The Battle Group found that the net benefits of these multiple uses could approach $200 per year for an individual water-heater owner in some conditions. A caveat is that the owner's system operator would have to allow him or her to sell ancillary services, either directly or indirectly.

The Battle Group also found that an 80-gallon electric resistance water heater being controlled in a thermal-storage program would generate around 30 percent less carbon dioxide than an uncontrolled 50-gallon electric resistance water heater.

Electric water heaters are more common in some areas of the country than others - rural and other areas where homes don't use gas or oil heat. Still, the Battle Group said they are in more than 40 percent of U.S. households and account for 9 percent of all household electricity consumption, placing them third behind space cooling, which accounts for 13 percent, and lighting, which accounts for 11 percent.

Using water heaters for ancillary grid services, and improving their ability to be used for the types of programs run by Great River Energy, will take some new technologies. Fortunately, those technologies seem to be coming to market.

For example, electric water heaters typically have two heating elements - one at the top of the tank and one at the bottom. A company called Sequentric Energy Systems has designed a water heater with three elements that can keep the water at the top of its tank hot, while allowing the grid manager to control the element at the bottom of its tank, where the water is usually cold. That allows the grid manager to aggregate the Sequentric water heaters in its territory and use them for frequency regulation.
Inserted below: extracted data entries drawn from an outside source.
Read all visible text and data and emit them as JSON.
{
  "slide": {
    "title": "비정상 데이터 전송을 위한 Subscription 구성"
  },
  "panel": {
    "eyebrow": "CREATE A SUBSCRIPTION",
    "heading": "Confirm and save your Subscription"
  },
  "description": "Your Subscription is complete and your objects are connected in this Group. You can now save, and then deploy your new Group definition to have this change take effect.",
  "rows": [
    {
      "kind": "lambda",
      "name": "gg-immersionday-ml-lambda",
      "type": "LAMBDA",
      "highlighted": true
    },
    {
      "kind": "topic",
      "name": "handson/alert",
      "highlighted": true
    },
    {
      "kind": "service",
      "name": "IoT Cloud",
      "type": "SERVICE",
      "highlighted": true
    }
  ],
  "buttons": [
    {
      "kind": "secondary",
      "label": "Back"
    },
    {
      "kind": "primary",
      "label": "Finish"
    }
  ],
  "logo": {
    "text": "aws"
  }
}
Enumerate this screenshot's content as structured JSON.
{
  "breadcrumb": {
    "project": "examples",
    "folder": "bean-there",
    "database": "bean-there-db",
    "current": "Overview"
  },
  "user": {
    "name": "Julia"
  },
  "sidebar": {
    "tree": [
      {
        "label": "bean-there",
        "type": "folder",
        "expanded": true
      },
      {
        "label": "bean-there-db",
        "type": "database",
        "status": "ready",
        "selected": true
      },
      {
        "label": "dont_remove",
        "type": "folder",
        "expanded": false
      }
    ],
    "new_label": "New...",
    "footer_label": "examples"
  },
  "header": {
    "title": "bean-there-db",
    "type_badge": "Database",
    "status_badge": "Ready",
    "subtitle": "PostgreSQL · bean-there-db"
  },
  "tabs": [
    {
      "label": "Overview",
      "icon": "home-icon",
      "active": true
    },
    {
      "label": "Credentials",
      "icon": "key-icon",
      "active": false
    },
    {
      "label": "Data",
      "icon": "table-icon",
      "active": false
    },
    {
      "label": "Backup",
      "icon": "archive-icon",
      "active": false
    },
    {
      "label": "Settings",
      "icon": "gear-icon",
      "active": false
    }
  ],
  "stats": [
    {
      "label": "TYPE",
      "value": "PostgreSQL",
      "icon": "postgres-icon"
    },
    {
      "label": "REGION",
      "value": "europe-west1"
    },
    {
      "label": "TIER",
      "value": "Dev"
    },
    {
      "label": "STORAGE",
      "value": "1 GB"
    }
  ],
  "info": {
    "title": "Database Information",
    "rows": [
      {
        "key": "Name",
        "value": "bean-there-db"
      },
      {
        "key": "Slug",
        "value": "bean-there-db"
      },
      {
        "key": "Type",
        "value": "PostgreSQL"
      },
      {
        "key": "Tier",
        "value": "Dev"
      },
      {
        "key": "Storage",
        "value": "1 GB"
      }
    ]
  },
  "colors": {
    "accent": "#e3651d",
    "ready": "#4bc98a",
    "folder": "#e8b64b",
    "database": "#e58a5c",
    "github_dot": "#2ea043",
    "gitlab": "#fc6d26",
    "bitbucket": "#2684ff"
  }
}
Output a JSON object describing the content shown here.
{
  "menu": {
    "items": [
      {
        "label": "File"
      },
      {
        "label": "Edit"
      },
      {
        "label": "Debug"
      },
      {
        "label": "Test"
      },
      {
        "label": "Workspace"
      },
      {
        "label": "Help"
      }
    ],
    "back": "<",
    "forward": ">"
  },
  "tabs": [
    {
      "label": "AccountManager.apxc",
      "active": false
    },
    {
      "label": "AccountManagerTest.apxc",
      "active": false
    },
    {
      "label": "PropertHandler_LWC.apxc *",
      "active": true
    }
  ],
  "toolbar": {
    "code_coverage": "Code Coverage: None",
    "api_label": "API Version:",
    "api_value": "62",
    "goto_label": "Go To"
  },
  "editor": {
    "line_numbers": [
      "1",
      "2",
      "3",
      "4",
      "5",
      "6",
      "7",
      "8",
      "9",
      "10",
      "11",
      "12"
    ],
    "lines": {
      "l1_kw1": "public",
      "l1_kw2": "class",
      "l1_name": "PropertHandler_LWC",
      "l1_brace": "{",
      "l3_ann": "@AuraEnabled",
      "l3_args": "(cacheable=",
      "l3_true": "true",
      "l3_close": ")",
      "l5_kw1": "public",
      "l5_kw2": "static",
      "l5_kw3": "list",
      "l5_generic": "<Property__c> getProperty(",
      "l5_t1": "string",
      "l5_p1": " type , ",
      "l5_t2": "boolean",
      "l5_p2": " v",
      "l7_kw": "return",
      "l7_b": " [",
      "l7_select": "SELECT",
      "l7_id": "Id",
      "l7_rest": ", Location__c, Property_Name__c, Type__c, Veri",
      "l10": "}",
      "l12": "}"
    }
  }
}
Consumers don't get the money from the grid operator directly. Instead, Sequentric is working with a company that leases water heaters to consumers and charges them less if they let it allow the grid operator to control the water heaters.

"Once you aggregate enough of them, it becomes hugely valuable to the power grid," said Dan Flohr, Sequentric's CEO.

Direct Energy, a retail provider of electricity, natural gas and home services, deployed Sequentric-designed water heaters in a test that began in late 2014 and continued through the middle of last year. The water heaters were deployed in Houston, Pittsburgh and the part of Tennessee served by the Tennessee Valley Authority.